As World War II veterans and others pause on Friday to remember the day 71 years ago that catapulted a generation into war, some worry their stories are lost to generations of youngsters who don't know what happened.
Just before 8 a.m. Dec. 7, 1941, the Japanese attacked Pearl Harbor, Hawaii, sinking or badly damaging 18 ships and destroying or damaging nearly 350 aircrafts. American deaths numbered 2,403, including 68 civilians. More than 1,100 military personnel and civilians were wounded.
No special programs will mark the day in Pittsburgh Public Schools, the state's second-largest school district, where students learn about Pearl Harbor in 11th-grade history classes, spokesperson Ebony Pugh said.
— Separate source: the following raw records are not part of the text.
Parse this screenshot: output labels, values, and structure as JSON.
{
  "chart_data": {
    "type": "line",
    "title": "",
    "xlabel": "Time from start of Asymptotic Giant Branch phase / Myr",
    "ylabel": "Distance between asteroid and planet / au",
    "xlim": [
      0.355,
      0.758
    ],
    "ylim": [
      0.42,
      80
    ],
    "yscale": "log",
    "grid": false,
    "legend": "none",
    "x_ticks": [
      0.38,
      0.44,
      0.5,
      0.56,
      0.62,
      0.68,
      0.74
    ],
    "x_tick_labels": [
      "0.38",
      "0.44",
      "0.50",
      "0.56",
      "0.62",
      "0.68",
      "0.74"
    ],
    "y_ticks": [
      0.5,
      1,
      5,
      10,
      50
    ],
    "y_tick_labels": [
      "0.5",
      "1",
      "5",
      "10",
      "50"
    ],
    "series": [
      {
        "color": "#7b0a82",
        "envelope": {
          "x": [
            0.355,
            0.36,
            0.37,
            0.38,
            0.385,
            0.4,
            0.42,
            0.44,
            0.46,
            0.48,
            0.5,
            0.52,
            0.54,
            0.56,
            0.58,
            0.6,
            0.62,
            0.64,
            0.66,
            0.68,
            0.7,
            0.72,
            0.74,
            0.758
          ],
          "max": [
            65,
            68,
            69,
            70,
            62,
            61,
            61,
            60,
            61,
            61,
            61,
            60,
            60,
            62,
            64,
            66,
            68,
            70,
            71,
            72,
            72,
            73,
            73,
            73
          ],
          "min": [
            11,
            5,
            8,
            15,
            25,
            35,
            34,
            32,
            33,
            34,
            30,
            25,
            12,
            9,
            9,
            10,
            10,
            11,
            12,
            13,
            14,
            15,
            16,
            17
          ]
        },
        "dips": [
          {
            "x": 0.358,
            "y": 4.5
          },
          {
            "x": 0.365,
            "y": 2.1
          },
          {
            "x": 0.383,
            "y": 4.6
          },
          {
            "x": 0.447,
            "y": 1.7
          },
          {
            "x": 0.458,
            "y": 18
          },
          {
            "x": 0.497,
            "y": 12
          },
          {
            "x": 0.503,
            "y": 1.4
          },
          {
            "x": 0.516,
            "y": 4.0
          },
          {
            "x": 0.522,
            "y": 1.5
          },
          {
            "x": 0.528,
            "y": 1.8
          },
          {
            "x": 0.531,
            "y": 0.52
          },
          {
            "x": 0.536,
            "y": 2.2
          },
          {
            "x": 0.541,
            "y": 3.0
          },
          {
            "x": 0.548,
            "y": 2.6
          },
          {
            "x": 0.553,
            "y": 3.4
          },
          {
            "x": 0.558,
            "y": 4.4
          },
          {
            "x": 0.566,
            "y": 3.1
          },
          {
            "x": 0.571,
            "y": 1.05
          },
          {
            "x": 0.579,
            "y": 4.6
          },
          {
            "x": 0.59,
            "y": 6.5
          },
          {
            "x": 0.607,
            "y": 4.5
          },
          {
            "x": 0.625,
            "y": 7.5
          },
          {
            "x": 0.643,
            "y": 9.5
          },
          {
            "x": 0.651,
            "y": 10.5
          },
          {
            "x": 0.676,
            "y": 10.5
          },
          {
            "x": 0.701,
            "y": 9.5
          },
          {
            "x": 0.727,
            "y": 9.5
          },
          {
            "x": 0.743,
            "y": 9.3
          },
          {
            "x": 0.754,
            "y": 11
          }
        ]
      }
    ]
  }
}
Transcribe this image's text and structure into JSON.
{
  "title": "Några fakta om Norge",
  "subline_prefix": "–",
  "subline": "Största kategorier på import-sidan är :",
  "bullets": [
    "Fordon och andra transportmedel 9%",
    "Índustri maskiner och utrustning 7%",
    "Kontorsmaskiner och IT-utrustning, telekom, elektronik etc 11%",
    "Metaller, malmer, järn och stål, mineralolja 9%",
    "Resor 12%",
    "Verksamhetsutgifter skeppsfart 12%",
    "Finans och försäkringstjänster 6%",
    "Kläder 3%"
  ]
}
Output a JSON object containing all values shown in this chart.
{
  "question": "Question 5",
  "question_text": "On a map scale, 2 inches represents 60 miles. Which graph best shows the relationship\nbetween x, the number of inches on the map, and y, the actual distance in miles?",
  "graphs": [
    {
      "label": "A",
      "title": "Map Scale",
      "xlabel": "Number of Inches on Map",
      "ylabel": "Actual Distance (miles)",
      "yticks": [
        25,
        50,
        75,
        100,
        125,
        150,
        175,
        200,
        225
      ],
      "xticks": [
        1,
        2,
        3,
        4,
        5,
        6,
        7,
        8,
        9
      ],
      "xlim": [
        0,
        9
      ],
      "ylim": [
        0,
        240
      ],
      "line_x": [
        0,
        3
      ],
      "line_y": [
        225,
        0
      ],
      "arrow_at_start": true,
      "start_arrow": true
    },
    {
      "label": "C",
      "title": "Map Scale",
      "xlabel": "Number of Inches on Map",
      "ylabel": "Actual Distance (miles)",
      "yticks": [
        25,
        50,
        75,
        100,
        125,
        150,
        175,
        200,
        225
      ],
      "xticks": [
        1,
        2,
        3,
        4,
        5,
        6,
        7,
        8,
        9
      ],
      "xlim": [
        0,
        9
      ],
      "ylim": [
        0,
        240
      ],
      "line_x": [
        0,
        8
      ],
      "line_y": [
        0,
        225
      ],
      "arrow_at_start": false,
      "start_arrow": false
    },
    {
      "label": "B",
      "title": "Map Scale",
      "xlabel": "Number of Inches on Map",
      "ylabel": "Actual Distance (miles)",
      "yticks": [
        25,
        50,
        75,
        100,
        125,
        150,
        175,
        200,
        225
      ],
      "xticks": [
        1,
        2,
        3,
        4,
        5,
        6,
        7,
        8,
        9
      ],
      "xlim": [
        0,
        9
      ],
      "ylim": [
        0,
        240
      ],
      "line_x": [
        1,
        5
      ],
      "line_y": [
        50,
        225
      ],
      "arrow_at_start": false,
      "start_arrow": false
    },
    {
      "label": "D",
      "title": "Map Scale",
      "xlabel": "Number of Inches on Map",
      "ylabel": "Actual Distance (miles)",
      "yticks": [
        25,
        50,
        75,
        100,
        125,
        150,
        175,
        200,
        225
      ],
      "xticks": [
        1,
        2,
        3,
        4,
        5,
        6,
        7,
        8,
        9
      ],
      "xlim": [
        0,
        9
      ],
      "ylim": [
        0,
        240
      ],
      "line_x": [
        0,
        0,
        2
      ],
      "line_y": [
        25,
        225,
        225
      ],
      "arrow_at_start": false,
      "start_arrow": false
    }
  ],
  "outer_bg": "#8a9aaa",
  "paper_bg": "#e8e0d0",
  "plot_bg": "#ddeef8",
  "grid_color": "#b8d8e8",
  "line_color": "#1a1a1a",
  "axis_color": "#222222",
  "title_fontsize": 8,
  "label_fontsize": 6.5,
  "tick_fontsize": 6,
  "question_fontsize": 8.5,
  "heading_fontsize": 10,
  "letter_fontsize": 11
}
Several other school districts also said they planned no programs.
“There's not as many of those guys left, not as many able to visit schools,” said Ron Conley, Allegheny County's director of Veterans Services. “It depends on the school. If they don't say the Pledge of Allegiance, why would they talk about Pearl Harbor?”
About 45,000 World War II veterans live in Allegheny County, many in personal care homes, he said.
Westmoreland County is home to 4,100 World War II veterans, according to Matt Zamosky, director of the the county's Veterans Affairs office.
Seneca Valley High School history teacher James Lucot taught students about Pearl Harbor on Thursday. Lucot, who visited Pearl Harbor this summer, supplements the textbook with what he has learned from talking to veterans.
“I've learned way more in one hour with those fellows than I have in books,” Lucot said.
Michael Peuler, a Vietnam War veteran from Cranberry, considers World War II veterans an extraordinary group.
“The average person can't understand how scared scared is. ... You react, you do your job, but when it's over, you can't imagine how you did it,” said Peuler, who attended a veterans breakfast this week on behalf of his father-in-law, Howard C. Dillaman, who fought in the Battle of the Bulge and was in the third wave at Normandy. He died last year at 91.
Complaints that younger generations don't recognize the sacrifices of older ones are not new, a military historian said.
“If we had a 150-year-old Civil War veteran alive today, he'd be saying the same thing about the Civil War,” said Doug Sterner, a Vietnam War veteran and military historian in Alexandria, Va. “The Pearl Harbor story is one that will never be lost to time.”
Many people dropped out of high school after the Pearl Harbor attack and signed up for military service. Once there, they continued to volunteer.
“When I flew 200 hours, I went back and volunteered for two more 25-hour increments,” said Thomas W. Shepard Jr., 92, of Cranberry, a former P-47 fighter pilot.
Today's attitudes are different, said Todd DePastino, executive director of the Veterans Breakfast Club, which brings vets together to share stories.
“Just one half of 1 percent of all eligible people serve,” DePastino said. “There is an increasing gap between people who served and those who did not.”